Let’s be optimistic: hand-wringing never created a single job. Yes, New Jersey’s economy has fallen behind, so let’s start the turnaround right now.
There is no reason for a state with New Jersey’s prime locational advantage, skilled workforce, and talented business minds to be anything but the leader it once was. A leader in manufacturing, a leader in entrepreneurship, a leader in innovation.
And, while state government shouldn’t think it has all the answers, neither should it just watch from the sidelines. We need a well-thought-out public/private strategy that gets everyone into the game, and we are well on the way to getting in place the pieces we need to once again grow New Jersey’s economy with the high-quality, high paying jobs of the 21st century that are for all people, regardless of background or education level.
To implement that strategy, the first thing done by the Speaker of the General Assembly, Craig Coughlin, was the creation of the Science, Innovation, and Technology Committee, charged with developing legislation we need to create responsible funding mechanisms for business development efforts that we have every reason to believe will more than pay for themselves.

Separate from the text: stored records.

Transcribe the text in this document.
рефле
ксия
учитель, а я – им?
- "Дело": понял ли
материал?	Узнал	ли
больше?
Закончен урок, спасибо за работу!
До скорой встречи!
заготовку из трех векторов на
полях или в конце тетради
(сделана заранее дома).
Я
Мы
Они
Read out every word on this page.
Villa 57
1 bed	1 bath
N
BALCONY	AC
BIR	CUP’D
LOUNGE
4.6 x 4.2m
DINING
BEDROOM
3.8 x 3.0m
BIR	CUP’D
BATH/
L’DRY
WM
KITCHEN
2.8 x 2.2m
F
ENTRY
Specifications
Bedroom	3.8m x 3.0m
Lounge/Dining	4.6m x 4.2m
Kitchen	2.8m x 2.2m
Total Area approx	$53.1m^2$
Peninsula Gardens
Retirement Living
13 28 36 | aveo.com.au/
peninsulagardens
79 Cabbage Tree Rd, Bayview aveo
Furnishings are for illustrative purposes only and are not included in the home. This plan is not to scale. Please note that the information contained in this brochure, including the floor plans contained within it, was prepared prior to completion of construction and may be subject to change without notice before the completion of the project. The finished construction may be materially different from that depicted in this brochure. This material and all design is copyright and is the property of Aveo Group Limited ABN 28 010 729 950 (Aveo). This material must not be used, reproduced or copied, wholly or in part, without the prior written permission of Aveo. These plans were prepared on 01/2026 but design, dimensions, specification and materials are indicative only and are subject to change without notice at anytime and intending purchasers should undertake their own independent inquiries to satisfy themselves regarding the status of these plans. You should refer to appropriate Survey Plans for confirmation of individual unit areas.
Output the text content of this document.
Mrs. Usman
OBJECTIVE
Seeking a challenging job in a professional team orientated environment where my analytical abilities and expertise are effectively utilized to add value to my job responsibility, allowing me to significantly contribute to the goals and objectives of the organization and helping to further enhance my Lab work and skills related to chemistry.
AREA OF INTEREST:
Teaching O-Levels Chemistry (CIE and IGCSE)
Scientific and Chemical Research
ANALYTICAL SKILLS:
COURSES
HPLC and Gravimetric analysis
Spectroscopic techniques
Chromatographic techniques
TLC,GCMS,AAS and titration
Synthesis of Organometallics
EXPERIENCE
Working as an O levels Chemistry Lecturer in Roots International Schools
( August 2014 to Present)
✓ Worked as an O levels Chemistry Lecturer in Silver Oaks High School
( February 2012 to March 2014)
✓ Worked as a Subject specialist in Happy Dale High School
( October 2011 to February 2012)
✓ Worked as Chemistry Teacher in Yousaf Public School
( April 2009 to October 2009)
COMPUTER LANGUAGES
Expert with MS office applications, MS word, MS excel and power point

Next, as Chair of the Committee, I put forth legislation to reconstitute the state Science and Technology Commission. Started in the mid-‘80s, then defunded and disbanded during the early years of the Christie administration, the Commission provided the focal point for New Jersey’s efforts to develop high-tech startups and foster the growth of early-stage companies. Bringing it back will put into place the most critical part of a newly reinvigorated focus on our innovation economy. The Commission will be at the center of a virtuous circle, coordinating investment impact and building a diverse statewide platform from which economic growth, job creation, and investment will flow. Besides access to capital, the Commission will provide mentorship for young entrepreneurs and assistance with navigating the rules and regulations that can cause a new business to divert its focus from creating new jobs and growing revenue.
There’s no question that startups and young businesses are the engine of job creation and growth across the country. In New Jersey, more than 85 percent of jobs created in the past 20 years came from businesses already in the state; it’s nothing more than common sense to build on that asset.
However, we haven’t done enough to support these companies, financially or otherwise. Access to even small amounts of capital can make a life-or-death difference in the early stages of a company’s development. New Jersey lags in using public investment to prime the pump for attracting private capital and supporting incubator, accelerator and co-working spaces with “wrap-around” back office services and support programs for emerging entrepreneurs (for example, legal and tax counsel, human resources, and marketing). New Jersey today has only 15 such incubators, compared to 375 in California and 179 in New York State.
The number of incubators in New Jersey will soon change with the recent announcement by Governor Murphy, the city of New Brunswick, and the leadership of Rutgers University of the creation of an innovation hub near the city’s train station, with up to 4 million square feet of commercial development.
These steps, and more like these in the coming months, will send a strong signal around the world that in New Jersey, we are willing to put our future in our hands. And the results will be more than symbolic. Other states have left New Jersey in the dust. Massachusetts is a good example. The state went from last to first in life sciences by investing $750 million over 10 years, attracting $2 billion in private funding, and creating thousands of jobs.
Our history tells us New Jersey can succeed. We’ve relied on technological advances to reshape our economy and move our state ahead again and again. Now, a new economy of innovation, invention and advanced manufacturing beckons – offering jobs that will help families build a future while making our state healthier and safer. Which way to go is clear.